Redigé par Tite Gatabazi
Le 17 juin 2025 à 11:01

Désapprendre la supplication, c’est rompre avec l’inertie séculaire d’un geste qui tend la paume vers l’extérieur et ce faisant, abdique déjà la moitié de sa souveraineté  ; c’est consentir à l’ascèse douloureuse, mais féconde, par laquelle une collectivité se déprend de la commode illusion de l’assistanat pour reconquérir la verticalité de son destin.

Dans ce renversement, les nations naguère prosternées découvrent que le préalable à toute résurgence n’est pas la rivière d’allocations qui apaise la soif sans irriguer les racines, mais la lente élaboration d’une musculature civique, forgée dans l’épreuve, qui transmute la plainte en projet et l’attente en puissance créatrice.

Alors seulement se dévoile la renaissance véritable  : non pas une simple convalescence économique, mais la refonte intime du contrat social, où la responsabilité partagée remplace la déréliction importée, où l’on forge des solutions intramuros, pétries de savoir endogène et de technologies appropriées, affranchies des tutelles paternelles. Ainsi l’humanité redécouvre que la dignité ne se monnaye ni ne se délègue  ; elle s’arrache, pièce à pièce, dans la lucidité courageuse de ceux qui préfèrent le risque de l’autodétermination à la sérénité mensongère de l’aumône perpétuelle.

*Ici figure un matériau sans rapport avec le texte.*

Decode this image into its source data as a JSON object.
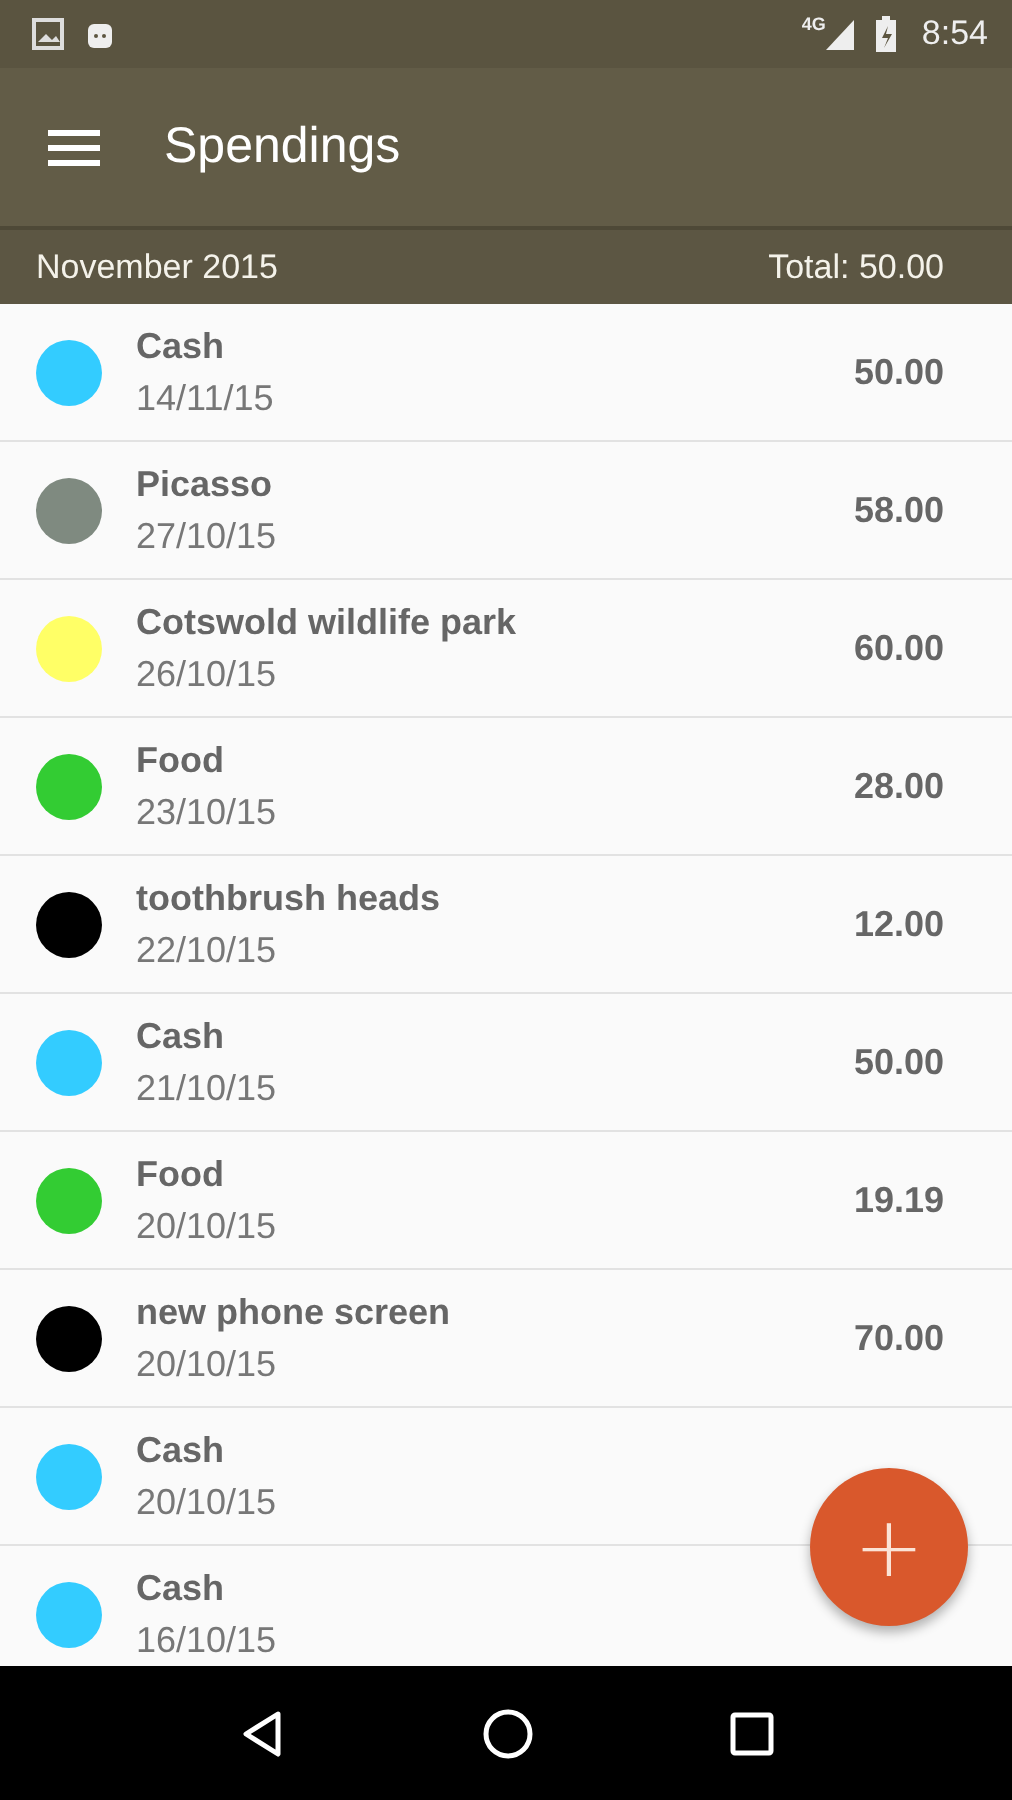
{
  "status_bar": {
    "network": "4G",
    "time": "8:54"
  },
  "toolbar": {
    "title": "Spendings"
  },
  "summary": {
    "period": "November 2015",
    "total": "Total: 50.00"
  },
  "expenses": [
    {
      "name": "Cash",
      "date": "14/11/15",
      "amount": "50.00",
      "color": "#33ccff"
    },
    {
      "name": "Picasso",
      "date": "27/10/15",
      "amount": "58.00",
      "color": "#7f8a80"
    },
    {
      "name": "Cotswold wildlife park",
      "date": "26/10/15",
      "amount": "60.00",
      "color": "#ffff66"
    },
    {
      "name": "Food",
      "date": "23/10/15",
      "amount": "28.00",
      "color": "#33cc33"
    },
    {
      "name": "toothbrush heads",
      "date": "22/10/15",
      "amount": "12.00",
      "color": "#000000"
    },
    {
      "name": "Cash",
      "date": "21/10/15",
      "amount": "50.00",
      "color": "#33ccff"
    },
    {
      "name": "Food",
      "date": "20/10/15",
      "amount": "19.19",
      "color": "#33cc33"
    },
    {
      "name": "new phone screen",
      "date": "20/10/15",
      "amount": "70.00",
      "color": "#000000"
    },
    {
      "name": "Cash",
      "date": "20/10/15",
      "color": "#33ccff"
    },
    {
      "name": "Cash",
      "date": "16/10/15",
      "color": "#33ccff"
    }
  ],
  "fab": {
    "label": "+"
  }
}
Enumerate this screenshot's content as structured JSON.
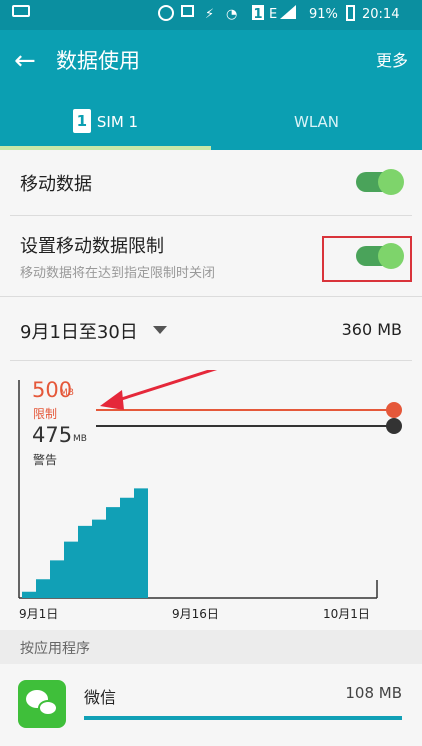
{
  "status_bar": {
    "battery_percent": "91%",
    "time": "20:14",
    "network_type": "E",
    "sim_slot": "1"
  },
  "app_bar": {
    "title": "数据使用",
    "more_label": "更多"
  },
  "tabs": [
    {
      "label": "SIM 1",
      "badge": "1",
      "selected": true
    },
    {
      "label": "WLAN",
      "selected": false
    }
  ],
  "settings": {
    "mobile_data": {
      "label": "移动数据",
      "enabled": true
    },
    "limit": {
      "label": "设置移动数据限制",
      "description": "移动数据将在达到指定限制时关闭",
      "enabled": true
    }
  },
  "period": {
    "label": "9月1日至30日",
    "total": "360 MB"
  },
  "chart_data": {
    "type": "area",
    "x_ticks": [
      "9月1日",
      "9月16日",
      "10月1日"
    ],
    "limit": {
      "value": "500",
      "unit": "MB",
      "label": "限制",
      "color": "#e5583a"
    },
    "warning": {
      "value": "475",
      "unit": "MB",
      "label": "警告",
      "color": "#333333"
    },
    "series_color": "#11a0b6",
    "x": [
      1,
      2,
      3,
      4,
      5,
      6,
      7,
      8,
      9,
      10
    ],
    "y": [
      20,
      60,
      120,
      180,
      230,
      250,
      290,
      320,
      350,
      360
    ],
    "ylim": [
      0,
      600
    ]
  },
  "section": {
    "header": "按应用程序"
  },
  "apps": [
    {
      "name": "微信",
      "usage": "108 MB"
    }
  ],
  "colors": {
    "status_bar": "#0b8fa0",
    "app_bar": "#0b9fb2",
    "toggle_on": "#4aa35a",
    "annotation_red": "#d9333a"
  }
}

On feint de l’ignorer, mais nulle organisation non gouvernementale, pas même la plus illustre des agences onusiennes, n’a jamais tiré une nation hors de la pénurie ni garanti son essor soutenable  ; si tel avait été le cas, l’humanité entière l’aurait gravé au fronton des mythes fondateurs.

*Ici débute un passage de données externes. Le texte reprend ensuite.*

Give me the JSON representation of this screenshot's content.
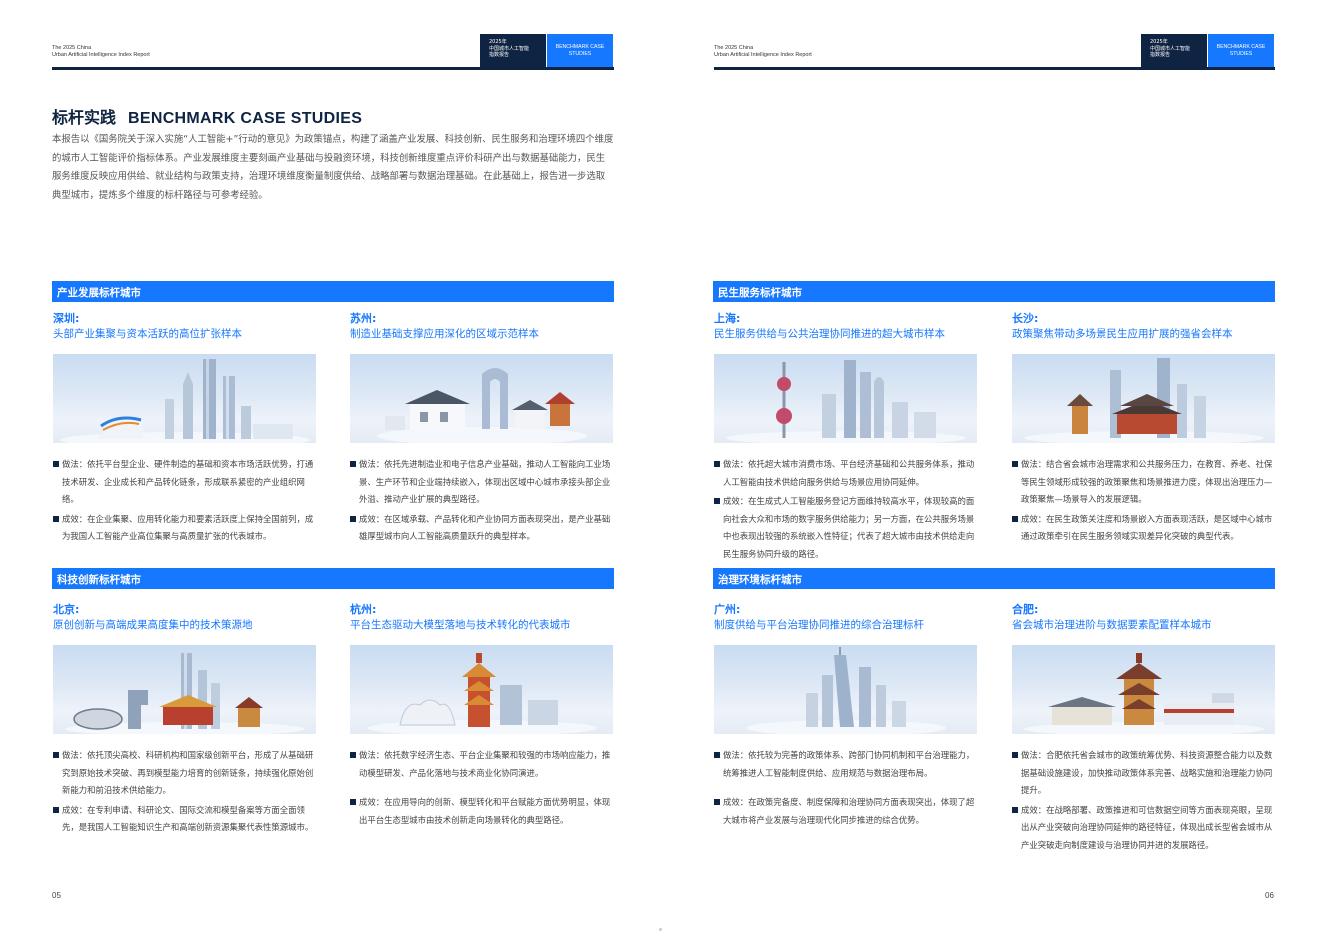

Les convulsions qui secouent la planète obligent désormais chaque société à sonder la frêle architecture de son mode de vie, de sa gouvernance et du rapport, trop confortable, entretenu avec l’aide internationale. Le temps de la main tendue doit laisser place à l’ère de la main qui façonne. L’attente passive, cette posture des bras croisés dans l’espoir qu’autrui viendra étancher nos plaies, relève d’une hallucination collective qu’il faut reléguer aux marges d’un passé révolu, faute de quoi elle se muera en nécrose historique.

La récente annonce des Nations unies contraignant leur plan humanitaire à fondre de 44 milliards à 29 milliards de dollars et à «  hyper prioriser  » 114 millions d’âmes quand 180 millions en requéraient le secours, n’est pas une simple coupe budgétaire  ; c’est la fin d’un paradigme.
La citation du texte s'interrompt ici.